A related inquiry is "do you have any graphic comics?" By definition, aren't all comics graphic? Oh, you're looking for violent comics...silly me.

"Do you have any comics with superheroines that aren't oversexualized?" - Okay, again, fair question...the young woman making this request clearly wanted something that wasn't exploitative. Most of the Marvel and DC books were pretty much right out, since apparently female characters showing anything even resembling secondary sexual characteristics was bad, bad, bad. My best attempt at finding something along these lines was Trina Robbins's Go Girl...you know, the comic by the long-time industry veteran, known for her support of female cartoonists and related causes. "No, that's too sexual," came the reply. The upshot - the comic this customer ended up settling on was Dogwitch. Hey, I'm not slamming Dogwitch here, honest, but, really, that wouldn't have been my first choice for this woman.

"So...what comics are good?" - Normally, this isn't a hard question. If it's a regular customer, I probably know his or her tastes already and can come up with something that may appeal. If it's a customer with whom I am not familiar, finding the right comic may take a little longer, but all it usually takes is asking the right questions. However, when the question is posed like this: "What comics are good? You know, like Purgatori" (or any other comic that I may have a less than stellar opinion on) -- that's when the difficulty sets in.

"You know, I'm the person 'Hopey' from Love & Rockets was based on." - Since our store is in the area from which Love & Rockets originated (and, in fact, our store was the first comic shop to carry the original issue self-published by Los Bros. Hernandez), I hear this statement with some frequency. There are apparently about two dozen people who were the single direct inspiration for the character of Hopey. Did you know that? I didn't know that.

"Do you have a photocopier? I want to copy pages out of this comic." - Oh, yeah, sure, please don't spend any money. Here, let me get you a comfy chair so you can sit down and read all the comics cover to cover without paying as well.

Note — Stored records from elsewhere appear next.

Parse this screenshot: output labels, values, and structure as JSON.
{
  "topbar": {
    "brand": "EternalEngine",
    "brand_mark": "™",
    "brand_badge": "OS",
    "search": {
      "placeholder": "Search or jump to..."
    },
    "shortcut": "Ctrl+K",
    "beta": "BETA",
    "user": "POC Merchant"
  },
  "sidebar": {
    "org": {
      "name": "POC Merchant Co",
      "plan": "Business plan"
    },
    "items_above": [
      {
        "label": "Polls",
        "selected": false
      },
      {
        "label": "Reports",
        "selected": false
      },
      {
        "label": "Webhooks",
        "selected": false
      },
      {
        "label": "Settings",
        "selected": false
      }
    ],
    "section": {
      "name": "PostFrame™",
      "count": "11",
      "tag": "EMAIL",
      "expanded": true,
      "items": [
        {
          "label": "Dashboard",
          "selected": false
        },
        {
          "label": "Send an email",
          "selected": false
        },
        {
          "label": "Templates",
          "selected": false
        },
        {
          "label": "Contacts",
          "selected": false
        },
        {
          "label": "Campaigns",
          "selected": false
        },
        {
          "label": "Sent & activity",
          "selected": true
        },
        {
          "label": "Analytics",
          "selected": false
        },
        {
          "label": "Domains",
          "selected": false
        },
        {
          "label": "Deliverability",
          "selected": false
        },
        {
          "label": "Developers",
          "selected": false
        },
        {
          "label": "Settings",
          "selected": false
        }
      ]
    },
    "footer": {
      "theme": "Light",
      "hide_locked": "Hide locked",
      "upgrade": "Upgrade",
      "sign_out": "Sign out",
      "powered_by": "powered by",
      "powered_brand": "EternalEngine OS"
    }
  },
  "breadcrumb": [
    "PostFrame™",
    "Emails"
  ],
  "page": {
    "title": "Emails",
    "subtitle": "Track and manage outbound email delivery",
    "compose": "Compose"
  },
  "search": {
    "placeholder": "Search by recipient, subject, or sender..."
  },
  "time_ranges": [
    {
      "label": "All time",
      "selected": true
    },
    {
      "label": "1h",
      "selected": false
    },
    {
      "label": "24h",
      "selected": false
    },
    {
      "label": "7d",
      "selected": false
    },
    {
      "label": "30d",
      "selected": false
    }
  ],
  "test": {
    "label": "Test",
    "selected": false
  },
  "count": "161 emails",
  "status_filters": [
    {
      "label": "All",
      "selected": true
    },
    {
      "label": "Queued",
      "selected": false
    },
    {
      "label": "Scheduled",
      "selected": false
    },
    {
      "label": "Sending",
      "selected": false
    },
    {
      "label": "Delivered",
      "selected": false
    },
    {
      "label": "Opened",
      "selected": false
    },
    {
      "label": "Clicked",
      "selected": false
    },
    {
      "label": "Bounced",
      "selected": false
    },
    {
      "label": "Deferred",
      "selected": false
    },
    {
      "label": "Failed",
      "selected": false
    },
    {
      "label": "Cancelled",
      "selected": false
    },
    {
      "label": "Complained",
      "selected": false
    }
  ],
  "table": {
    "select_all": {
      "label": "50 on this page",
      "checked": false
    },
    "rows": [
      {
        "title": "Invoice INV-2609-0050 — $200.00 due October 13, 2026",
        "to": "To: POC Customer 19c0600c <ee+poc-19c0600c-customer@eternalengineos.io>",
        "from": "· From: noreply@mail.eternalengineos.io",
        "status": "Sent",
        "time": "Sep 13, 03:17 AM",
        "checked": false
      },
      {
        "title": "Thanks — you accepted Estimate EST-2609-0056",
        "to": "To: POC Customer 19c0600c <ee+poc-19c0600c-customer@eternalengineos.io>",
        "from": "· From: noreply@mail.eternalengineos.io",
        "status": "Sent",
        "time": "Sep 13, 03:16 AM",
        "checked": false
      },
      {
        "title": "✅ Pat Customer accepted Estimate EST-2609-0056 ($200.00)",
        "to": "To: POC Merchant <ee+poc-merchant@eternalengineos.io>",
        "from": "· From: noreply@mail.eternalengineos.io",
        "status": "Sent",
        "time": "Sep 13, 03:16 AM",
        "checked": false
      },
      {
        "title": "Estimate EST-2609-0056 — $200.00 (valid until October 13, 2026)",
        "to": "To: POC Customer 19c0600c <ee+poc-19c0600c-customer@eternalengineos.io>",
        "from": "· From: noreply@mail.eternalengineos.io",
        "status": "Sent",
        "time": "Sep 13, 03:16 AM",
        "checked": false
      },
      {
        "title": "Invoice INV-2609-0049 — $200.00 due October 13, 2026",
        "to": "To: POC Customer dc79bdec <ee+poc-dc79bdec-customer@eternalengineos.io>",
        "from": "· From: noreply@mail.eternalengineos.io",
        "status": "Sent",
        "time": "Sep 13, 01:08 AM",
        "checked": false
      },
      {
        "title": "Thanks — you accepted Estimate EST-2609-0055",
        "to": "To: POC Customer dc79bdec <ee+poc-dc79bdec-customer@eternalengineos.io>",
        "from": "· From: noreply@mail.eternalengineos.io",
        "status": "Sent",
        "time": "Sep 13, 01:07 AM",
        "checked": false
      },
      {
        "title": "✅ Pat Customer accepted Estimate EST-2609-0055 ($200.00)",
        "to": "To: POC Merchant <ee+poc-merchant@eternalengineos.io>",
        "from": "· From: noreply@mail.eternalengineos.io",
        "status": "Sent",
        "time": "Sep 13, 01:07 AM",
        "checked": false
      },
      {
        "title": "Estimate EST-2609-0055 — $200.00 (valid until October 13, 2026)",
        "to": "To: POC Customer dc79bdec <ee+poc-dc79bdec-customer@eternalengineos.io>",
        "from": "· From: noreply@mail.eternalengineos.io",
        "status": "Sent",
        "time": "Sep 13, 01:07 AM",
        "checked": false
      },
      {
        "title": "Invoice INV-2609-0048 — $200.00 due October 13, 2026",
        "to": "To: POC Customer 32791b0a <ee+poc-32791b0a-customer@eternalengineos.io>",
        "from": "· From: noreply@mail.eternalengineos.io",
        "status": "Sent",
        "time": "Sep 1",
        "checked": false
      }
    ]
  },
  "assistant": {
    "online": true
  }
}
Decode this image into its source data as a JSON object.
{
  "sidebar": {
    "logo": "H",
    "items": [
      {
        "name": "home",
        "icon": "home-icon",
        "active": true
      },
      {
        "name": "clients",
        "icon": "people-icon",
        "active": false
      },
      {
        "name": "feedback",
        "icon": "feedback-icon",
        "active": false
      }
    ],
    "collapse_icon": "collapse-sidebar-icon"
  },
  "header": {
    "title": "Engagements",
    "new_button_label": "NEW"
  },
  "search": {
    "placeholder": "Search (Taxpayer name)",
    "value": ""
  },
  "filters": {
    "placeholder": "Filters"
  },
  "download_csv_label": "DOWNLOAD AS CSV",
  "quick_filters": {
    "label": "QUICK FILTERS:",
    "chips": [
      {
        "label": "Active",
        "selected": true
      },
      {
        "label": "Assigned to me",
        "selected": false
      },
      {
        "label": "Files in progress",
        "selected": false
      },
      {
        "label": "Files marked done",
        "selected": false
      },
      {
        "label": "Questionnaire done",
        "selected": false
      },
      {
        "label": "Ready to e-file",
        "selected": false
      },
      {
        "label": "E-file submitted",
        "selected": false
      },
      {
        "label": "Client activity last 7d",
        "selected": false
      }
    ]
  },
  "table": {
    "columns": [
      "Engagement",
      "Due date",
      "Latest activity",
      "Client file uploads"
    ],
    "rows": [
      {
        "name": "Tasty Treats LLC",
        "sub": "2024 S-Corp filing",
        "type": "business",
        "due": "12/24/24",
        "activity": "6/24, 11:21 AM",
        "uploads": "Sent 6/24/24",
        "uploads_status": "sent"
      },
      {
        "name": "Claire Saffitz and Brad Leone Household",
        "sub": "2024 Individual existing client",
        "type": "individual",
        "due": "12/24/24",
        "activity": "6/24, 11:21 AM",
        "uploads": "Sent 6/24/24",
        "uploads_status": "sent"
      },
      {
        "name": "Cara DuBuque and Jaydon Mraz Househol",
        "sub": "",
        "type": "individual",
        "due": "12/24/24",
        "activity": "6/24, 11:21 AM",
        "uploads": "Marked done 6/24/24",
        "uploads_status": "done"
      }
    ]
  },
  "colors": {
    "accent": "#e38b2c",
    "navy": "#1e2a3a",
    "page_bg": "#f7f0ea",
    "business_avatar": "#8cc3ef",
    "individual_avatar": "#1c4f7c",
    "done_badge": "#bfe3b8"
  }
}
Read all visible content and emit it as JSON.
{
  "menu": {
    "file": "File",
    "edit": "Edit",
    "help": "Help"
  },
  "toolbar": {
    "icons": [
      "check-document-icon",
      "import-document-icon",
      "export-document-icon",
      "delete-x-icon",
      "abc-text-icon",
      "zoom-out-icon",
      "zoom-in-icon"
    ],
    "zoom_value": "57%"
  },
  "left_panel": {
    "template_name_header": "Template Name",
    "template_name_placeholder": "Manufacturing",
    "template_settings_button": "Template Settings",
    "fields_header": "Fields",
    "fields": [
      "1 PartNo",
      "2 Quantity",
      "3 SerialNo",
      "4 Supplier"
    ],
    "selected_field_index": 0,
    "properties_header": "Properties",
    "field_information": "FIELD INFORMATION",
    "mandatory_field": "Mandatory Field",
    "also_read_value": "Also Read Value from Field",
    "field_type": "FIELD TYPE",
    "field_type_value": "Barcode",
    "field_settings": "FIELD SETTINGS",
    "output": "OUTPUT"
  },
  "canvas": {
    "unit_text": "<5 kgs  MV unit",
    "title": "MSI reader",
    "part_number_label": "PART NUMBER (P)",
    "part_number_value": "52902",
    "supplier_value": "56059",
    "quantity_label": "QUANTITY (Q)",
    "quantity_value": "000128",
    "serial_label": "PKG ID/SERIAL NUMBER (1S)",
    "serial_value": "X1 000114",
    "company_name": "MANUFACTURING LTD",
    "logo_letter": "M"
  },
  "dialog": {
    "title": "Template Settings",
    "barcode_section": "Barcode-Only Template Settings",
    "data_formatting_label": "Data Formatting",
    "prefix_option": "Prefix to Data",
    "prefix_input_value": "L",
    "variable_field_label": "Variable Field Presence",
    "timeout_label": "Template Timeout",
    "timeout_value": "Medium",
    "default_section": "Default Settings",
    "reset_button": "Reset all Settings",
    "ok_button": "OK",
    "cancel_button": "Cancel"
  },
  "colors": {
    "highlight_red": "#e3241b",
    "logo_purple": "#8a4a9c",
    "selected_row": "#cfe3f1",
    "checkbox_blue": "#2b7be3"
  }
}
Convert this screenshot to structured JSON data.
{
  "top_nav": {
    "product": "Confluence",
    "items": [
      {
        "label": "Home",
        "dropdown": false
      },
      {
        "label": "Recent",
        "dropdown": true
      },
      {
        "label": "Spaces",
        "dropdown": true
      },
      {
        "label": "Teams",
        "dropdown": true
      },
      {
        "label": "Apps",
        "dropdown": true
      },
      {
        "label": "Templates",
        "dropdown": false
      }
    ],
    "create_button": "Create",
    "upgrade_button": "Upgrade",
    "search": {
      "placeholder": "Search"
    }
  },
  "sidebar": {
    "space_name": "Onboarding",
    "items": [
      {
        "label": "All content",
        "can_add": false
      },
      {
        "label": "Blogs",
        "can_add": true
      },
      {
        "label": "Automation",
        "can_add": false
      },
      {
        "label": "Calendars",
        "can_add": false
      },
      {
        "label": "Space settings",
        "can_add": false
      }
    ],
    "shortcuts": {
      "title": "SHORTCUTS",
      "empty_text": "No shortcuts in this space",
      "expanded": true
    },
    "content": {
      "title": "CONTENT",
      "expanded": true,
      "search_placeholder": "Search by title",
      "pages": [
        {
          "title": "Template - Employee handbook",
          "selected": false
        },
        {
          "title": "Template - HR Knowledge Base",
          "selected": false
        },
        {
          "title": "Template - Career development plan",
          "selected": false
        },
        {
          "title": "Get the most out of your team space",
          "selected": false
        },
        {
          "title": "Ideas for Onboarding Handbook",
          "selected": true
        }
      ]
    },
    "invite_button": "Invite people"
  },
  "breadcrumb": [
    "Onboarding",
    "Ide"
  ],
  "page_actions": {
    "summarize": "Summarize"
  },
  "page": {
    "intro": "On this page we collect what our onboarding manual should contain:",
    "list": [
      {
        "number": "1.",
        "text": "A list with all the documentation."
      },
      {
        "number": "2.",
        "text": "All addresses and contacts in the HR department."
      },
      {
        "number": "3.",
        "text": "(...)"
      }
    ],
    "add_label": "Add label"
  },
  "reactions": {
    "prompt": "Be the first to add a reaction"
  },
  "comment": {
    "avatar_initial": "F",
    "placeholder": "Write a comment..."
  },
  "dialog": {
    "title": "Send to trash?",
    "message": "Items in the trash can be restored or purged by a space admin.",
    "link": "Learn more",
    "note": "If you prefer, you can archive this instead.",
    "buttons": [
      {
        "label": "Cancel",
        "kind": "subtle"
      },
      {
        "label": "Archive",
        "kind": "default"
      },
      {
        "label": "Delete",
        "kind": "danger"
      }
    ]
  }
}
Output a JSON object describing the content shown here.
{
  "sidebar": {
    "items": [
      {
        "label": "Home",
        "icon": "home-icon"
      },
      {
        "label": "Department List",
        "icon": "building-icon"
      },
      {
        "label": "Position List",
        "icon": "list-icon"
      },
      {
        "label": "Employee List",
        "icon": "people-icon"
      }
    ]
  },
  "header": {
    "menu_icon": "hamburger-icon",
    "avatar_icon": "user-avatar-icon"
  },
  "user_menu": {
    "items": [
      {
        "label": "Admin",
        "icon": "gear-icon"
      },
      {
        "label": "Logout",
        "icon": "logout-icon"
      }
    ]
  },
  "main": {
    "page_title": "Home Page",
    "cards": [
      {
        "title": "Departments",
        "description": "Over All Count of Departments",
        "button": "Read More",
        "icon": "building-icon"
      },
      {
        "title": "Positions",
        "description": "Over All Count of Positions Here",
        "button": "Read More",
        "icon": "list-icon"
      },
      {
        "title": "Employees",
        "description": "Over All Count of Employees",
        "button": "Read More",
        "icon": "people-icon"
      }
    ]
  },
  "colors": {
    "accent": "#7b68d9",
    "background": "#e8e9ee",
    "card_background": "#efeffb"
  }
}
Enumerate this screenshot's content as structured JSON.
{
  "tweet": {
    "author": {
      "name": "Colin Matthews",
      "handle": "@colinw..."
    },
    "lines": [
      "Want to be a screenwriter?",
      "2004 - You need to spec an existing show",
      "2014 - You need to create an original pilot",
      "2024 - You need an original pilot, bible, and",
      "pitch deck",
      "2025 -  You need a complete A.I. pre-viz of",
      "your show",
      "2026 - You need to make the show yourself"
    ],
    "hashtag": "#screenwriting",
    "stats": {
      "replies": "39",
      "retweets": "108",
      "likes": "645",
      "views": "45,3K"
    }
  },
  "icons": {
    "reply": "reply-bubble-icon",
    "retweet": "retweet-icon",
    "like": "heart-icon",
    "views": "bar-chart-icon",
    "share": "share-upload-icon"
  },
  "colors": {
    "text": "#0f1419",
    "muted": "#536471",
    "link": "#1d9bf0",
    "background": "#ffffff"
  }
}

What? Dirty my hands with filthy lucre, in exchange for actually purchasing something? You offend me, sir! (TRANSLATION FOR THE SARCASM-IMPARED: Just buy the damn thing, you cheap bastard.)

"Are all your comics this expensive?" - Not said while looking in the glass showcase, where the pricey books are. This was said to me in response to the customer looking at a $2 comic out of the regular back issue bins. How can I respond to something like that? I mean, aside from the immediate two-word response that came to mind, in which the second word is "you." I think I directed the person to our quarter and fifty cent bins.

"Slow day today?" - Invariably asked shortly after we just cleared the store after a huge rush of customers. For some reason, I get really defensive and want to shout "we just had a full store of customers! I swear, I swear!" while the customer who made the initial comment just gives a condescending smile and says, "sure...sure you did."

"Do you have a private viewing room for the adult comics?" - Oh my, no. We don't have a public restroom because, after working at places that did have public restrooms, none of us want to clean it up after extensive public usage. We sure as heck don't want to have to clean up a "private viewing booth." Ick.

"Do you carry comics?" - I swear to God. From someone inside the store. In front of the comic book racks. Apparently not blind. He asked me this. I only thought I knew the meaning of the word "dumbfounded" before that day.

"You mean there's an entire store just for comic books?" - There are entire stores for silk plants, entire stores for barbecue grills, entire stores for seashells, entire stores for Thomas Kinkade paintings, entire stores for beads, entire stores for carpeting, entire stores for balloons, entire stores for shoes, entire stores for video games, entire stores for candles, entire stores for paint, entire stores for picture frames, and entire stores for wigs.

Yes...yes, there are indeed entire stores for comic books. How incredibly strange that is.


In case you're wondering, I did my best to answer all these questions and politely and as patiently as I could. Well, aside from the cell-phone guy who used us as a free daycare center, who was told where he could get off.